The 6th, 7th and 8th grades of East Range II School traveled to Grand Lake Stream to explore the forest protected by the Downeast Lakes Land Trust.
“These students specifically came here to learn how different people and animals all use the forest, and discover ways that everyone’s needs can be met in a community forest.” said DLLT Education and Communications Manager, Tanya Rucosky. “That is a topic near and dear to our hearts, as we manage the Farm Cove Community Forest to protect lake shores, improve habitat, provide recreation, and support jobs in the forest and on the water.”
Students wended their way through stands of birch and white pine, learning to see the forest’s resources first from a Native American perspective and then as European traders, colonists, and finally in terms of the modern users. “People don’t intuitively think forests have much to do with fishing, for example,” Rucosky explained, “But tree roots hold the soil and filter the rain water. You can’t have clear lakes and streams without well-forested hillsides around them.”
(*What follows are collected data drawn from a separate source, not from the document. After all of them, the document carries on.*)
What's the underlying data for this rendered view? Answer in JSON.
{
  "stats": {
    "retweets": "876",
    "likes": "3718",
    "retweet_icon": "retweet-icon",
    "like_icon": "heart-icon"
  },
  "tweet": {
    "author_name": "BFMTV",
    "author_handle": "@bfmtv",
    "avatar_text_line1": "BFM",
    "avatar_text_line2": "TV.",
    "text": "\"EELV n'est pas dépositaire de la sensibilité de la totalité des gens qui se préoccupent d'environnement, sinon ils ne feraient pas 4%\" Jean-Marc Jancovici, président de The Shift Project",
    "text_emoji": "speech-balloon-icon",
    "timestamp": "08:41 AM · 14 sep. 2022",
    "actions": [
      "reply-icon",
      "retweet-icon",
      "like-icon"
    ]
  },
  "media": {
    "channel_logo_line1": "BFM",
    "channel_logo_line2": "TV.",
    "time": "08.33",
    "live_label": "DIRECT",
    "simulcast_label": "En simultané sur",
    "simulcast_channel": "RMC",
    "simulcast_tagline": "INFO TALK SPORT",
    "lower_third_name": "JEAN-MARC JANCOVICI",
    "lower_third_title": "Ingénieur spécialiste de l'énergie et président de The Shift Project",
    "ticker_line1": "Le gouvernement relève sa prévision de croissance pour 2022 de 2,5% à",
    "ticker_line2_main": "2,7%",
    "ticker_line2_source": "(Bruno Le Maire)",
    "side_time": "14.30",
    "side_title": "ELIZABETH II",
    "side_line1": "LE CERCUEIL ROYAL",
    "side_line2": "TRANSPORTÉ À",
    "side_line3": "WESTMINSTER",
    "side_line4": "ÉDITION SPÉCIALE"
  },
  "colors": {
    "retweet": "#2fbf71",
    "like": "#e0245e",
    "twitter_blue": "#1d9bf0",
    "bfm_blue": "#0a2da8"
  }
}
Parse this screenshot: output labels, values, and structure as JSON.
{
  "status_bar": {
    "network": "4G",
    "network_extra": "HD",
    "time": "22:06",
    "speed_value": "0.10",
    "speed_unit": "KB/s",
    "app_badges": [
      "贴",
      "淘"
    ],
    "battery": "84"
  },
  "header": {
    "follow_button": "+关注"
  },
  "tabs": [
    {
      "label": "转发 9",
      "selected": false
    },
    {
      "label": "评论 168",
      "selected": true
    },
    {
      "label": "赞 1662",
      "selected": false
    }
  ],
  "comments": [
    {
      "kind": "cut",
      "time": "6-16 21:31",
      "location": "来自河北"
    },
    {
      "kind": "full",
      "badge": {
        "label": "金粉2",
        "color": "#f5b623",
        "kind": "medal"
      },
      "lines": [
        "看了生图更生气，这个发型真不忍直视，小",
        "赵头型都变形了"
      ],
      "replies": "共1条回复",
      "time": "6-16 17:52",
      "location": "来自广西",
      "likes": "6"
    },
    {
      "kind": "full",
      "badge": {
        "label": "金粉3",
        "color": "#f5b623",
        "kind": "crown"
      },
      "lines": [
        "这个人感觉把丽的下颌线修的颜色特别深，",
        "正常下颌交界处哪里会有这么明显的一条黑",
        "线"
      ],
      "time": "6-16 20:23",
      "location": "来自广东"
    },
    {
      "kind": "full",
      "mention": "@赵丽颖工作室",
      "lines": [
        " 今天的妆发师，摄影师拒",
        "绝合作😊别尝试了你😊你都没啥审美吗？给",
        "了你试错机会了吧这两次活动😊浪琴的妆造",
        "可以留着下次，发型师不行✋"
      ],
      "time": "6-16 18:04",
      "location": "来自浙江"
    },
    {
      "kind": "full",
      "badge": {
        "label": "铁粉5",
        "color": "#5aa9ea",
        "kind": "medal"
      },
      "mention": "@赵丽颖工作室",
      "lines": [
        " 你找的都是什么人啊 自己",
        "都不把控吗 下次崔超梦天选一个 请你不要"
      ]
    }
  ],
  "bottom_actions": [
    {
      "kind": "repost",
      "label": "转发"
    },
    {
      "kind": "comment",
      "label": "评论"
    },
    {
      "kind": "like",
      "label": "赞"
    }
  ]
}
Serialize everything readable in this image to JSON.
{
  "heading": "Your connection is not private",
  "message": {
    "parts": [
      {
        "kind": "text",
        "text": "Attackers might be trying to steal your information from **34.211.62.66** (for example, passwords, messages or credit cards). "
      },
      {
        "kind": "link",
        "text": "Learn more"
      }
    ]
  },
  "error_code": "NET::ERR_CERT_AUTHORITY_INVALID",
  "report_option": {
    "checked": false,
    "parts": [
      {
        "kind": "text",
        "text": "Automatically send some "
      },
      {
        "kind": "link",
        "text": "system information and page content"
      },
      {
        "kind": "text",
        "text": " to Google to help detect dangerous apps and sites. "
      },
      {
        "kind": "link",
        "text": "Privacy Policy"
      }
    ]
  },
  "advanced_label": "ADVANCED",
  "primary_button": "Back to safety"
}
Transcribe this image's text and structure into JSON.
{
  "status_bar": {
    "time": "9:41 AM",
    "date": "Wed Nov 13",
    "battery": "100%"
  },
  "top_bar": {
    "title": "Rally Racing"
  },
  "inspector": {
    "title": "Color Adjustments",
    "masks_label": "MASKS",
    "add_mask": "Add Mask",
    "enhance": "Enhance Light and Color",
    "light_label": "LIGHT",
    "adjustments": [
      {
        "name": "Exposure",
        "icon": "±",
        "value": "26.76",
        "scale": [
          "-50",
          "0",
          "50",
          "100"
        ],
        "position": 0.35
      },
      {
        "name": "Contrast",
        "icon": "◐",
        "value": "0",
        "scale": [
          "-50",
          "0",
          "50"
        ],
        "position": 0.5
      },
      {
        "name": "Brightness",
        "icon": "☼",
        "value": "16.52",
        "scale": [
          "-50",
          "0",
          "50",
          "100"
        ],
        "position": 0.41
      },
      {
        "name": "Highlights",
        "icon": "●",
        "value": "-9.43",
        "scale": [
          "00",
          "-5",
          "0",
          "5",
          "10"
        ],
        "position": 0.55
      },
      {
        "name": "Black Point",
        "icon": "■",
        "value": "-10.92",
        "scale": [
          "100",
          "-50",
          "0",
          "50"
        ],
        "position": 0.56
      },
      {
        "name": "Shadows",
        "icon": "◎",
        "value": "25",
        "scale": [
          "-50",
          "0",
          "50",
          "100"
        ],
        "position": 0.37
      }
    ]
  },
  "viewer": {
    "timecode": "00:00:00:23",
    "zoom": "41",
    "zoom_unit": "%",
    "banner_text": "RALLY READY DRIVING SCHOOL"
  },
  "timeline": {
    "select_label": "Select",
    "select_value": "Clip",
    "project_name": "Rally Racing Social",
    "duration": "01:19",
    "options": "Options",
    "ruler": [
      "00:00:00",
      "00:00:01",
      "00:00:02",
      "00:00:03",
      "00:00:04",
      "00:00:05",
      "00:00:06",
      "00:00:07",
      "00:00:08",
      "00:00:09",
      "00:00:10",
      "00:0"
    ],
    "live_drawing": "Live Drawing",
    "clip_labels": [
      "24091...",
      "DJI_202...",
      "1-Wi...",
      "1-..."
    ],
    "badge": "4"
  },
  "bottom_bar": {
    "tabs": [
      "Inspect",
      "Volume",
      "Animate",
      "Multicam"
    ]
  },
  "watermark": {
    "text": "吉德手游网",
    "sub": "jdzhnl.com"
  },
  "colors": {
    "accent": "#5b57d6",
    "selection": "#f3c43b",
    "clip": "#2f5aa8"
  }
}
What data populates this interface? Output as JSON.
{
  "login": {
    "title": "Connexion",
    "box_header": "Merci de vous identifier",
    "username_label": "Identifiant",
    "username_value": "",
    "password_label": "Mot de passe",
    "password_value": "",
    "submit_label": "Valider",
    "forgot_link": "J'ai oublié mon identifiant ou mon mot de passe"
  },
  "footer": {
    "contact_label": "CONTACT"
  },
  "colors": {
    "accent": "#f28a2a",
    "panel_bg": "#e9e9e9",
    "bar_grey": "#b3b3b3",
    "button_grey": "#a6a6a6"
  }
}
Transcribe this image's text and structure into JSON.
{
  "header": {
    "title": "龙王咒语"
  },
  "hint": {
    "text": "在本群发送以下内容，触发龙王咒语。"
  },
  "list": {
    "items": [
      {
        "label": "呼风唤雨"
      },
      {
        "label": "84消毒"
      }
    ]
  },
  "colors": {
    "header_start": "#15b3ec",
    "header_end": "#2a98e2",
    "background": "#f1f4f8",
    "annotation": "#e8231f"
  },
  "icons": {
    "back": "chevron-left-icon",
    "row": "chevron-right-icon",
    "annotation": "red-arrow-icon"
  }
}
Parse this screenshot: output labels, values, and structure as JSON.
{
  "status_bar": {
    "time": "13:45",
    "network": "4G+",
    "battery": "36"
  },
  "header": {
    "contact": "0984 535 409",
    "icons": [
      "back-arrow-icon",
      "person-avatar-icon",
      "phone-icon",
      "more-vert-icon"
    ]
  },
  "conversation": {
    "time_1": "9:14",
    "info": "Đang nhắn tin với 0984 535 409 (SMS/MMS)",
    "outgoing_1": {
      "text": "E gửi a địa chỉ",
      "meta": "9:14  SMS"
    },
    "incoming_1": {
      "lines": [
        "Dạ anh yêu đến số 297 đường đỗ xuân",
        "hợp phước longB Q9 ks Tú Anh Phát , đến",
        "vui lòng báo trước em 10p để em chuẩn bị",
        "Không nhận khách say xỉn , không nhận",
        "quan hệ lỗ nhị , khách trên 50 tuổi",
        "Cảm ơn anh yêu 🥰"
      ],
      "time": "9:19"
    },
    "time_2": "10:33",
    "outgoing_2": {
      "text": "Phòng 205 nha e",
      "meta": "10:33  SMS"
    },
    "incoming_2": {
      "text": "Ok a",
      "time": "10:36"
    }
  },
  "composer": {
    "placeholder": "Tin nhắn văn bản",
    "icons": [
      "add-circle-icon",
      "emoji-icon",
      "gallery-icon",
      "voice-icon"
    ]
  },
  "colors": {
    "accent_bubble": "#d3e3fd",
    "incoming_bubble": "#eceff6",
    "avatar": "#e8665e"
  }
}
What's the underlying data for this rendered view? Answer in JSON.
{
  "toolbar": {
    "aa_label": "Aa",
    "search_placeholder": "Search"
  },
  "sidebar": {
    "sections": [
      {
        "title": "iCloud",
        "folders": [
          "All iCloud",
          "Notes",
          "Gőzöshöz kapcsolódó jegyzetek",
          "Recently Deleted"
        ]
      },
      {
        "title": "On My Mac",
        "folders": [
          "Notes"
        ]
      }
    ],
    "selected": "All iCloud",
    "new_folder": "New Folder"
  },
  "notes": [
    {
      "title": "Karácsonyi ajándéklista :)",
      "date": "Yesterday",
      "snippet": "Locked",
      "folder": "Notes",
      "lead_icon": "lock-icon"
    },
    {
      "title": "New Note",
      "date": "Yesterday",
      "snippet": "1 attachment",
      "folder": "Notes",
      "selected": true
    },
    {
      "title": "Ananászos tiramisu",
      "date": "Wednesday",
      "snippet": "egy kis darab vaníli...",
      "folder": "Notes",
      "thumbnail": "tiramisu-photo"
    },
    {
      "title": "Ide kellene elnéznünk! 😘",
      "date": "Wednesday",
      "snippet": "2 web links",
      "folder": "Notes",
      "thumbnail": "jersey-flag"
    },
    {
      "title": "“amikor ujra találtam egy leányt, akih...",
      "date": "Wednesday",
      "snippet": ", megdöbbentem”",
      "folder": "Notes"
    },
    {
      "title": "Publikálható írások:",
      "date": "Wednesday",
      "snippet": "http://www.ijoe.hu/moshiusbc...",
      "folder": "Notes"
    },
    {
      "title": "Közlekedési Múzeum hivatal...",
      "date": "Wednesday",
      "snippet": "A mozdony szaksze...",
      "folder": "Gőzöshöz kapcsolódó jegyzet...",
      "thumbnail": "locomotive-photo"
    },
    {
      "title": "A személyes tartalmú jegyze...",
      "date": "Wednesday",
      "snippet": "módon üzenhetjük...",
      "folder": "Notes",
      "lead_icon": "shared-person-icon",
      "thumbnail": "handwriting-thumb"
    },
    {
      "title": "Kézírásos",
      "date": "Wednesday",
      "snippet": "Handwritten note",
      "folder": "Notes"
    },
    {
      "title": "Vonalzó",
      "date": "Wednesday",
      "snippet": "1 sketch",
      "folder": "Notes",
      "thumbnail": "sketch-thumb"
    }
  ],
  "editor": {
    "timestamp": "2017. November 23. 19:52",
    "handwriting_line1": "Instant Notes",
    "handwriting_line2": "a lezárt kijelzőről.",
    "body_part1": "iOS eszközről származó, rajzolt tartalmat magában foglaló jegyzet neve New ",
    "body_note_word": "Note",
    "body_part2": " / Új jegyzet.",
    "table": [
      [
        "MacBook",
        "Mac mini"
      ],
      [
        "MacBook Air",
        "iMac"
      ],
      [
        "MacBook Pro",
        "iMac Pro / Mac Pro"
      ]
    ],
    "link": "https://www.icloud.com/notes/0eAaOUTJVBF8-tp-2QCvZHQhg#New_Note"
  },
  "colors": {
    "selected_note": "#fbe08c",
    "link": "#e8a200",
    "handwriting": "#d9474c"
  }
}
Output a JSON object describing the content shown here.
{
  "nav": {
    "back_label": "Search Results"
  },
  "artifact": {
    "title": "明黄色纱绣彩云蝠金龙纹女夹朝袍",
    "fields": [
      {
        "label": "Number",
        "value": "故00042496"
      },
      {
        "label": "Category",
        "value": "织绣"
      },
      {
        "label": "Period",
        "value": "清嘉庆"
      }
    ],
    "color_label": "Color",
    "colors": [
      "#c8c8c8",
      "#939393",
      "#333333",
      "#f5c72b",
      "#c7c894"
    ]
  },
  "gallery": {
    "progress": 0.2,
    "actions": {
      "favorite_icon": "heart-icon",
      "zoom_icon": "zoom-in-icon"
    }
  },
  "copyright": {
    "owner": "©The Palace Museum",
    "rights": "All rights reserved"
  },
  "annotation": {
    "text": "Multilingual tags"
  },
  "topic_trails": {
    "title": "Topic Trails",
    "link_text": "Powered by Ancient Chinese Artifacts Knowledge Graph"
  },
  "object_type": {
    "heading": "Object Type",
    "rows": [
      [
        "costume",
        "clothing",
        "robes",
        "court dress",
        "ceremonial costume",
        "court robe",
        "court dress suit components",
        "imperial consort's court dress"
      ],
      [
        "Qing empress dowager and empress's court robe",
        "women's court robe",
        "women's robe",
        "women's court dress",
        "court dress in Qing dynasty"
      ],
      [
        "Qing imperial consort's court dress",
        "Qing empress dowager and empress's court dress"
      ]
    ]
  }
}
Students wrapped up their day by choosing position cards and representing various forest users from lumbermen, and lodge owners, to eagles and togue. “Managing a forest doesn’t have to be all or none,” reflected one student.
A student representing salmon agreed, “You can do things like catch and release, which doesn’t hurt us much and brings fishermen into the lodges.”
East Range II’s principal Charles Murphy spoke to the relevance of the class for his students saying “Many of their fathers drive log trucks, and it was their grandfathers and great-grandfathers who worked the log drives and were up in the woods in the winter with cross cut saws.”